Virtues of the Heart

HOME-GROWN HABITS

By Mitchell Kalpakgian | June 2010
Mitchell Kalpakgian, a Contributing Editor of the NOR, is Professor of Humanities at Wyoming Catholic College in Lander. He is the author of The Marvelous in Fielding's Novels (University of America Press), The Mysteries of Life in Children's Literature (Neumann Press), An Armenian Family Reunion (Neumann Press), and The Lost Arts of Modern Civilization (Neumann Press).

In his legendary epic The Odyssey, Homer distinguishes between the civilized and the barbaric, between those who live well and those who live in the sense of mere animal survival. Civilized men delight in the fine arts, enjoy athletic contests and leisure, value knowledge, and cultivate the practical arts like shipbuilding, agriculture, and weaving. Barbarians, on the other hand, lack an appreciation of beauty, play, and the life of the mind.
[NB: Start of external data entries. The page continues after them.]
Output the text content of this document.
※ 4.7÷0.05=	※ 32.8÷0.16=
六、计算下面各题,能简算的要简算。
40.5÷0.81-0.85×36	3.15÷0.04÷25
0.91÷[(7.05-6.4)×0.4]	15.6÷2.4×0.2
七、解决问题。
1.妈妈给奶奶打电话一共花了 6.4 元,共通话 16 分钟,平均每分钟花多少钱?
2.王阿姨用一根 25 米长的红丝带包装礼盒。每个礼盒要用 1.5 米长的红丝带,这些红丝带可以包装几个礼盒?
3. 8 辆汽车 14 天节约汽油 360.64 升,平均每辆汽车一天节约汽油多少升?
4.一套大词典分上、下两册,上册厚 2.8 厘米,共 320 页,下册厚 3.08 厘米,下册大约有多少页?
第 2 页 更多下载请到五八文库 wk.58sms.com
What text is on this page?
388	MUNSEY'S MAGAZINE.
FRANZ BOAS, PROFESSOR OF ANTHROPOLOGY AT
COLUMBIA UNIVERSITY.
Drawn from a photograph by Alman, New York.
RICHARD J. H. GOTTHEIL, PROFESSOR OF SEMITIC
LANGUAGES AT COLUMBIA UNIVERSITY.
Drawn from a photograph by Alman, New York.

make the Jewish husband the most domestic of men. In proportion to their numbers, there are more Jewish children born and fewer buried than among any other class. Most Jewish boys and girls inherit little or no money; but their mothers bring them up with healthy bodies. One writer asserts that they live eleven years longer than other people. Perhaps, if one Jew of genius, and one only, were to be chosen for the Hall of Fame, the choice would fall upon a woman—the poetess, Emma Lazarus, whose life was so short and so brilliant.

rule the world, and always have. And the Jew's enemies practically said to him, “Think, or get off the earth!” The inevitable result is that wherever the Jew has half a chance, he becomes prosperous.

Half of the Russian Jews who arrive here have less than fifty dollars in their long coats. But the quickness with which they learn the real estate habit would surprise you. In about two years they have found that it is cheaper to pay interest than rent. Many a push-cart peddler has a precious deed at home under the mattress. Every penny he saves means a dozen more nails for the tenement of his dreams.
When Odysseus, the epic’s main character, sojourns in the land of Phaeacia, he is welcomed into a society that lives in peace, works for the common good, honors the gods, and respects the rule of law. The civilized men of Phaeacia not only work industriously but also cultivate leisure and play, enjoying the many fruits of civilization: feasts and banquets, music and dance, poetry and conversation, games and athletics. This balanced, human way of life originates in the home, the center of civilization — the place that refines and sensitizes the heart to the good, the true, and the beautiful. Contrast this to the modern world’s notions of morality, which are dictated by legal decisions, political ideologies, fashionable opinion, and utilitarianism. These dictates are not informed by the virtues of the heart: hospitality, loyalty, tenderness, purity, gratitude, and an appreciation of beauty.

Civilized men practice the virtue of hospitality and welcome travelers and strangers as if they were gods in disguise, as they often are in Greek literature. Those who practice hospitality take pity on the lonely wanderings and homelessness of travelers and offer them food, comfort, rest, and protection from enemies or the elements. As King Menelaus explains in his welcome of Tele­machus, Odysseus’s son, “Just think of all the hospitality we enjoyed at the hands of other men before we made it home, and god save us from such hard treks in years to come.”

Penelope, Odysseus’s wife, offended by the vulgar insults and despicable treatment of the beggar in disguise in her palace, complains to her son, “Consider the dreadful thing just done in our halls — how you let the stranger be so abused.” Penelope also reminds her maids, “Every stranger and beggar comes from Zeus, and whatever scrap we give him he’ll be glad to get.” Telemachus, noticing the stranger Mentes (the goddess Pallas Athena in disguise) at the gate, immediately welcomes the guest: “Greetings, stranger! Here in our house you’ll find a royal welcome. Have supper first, then tell us what you need.” This old-world virtue of hospitality reveals the refined manners learned in the home — a custom that cares for all the human needs of the guest.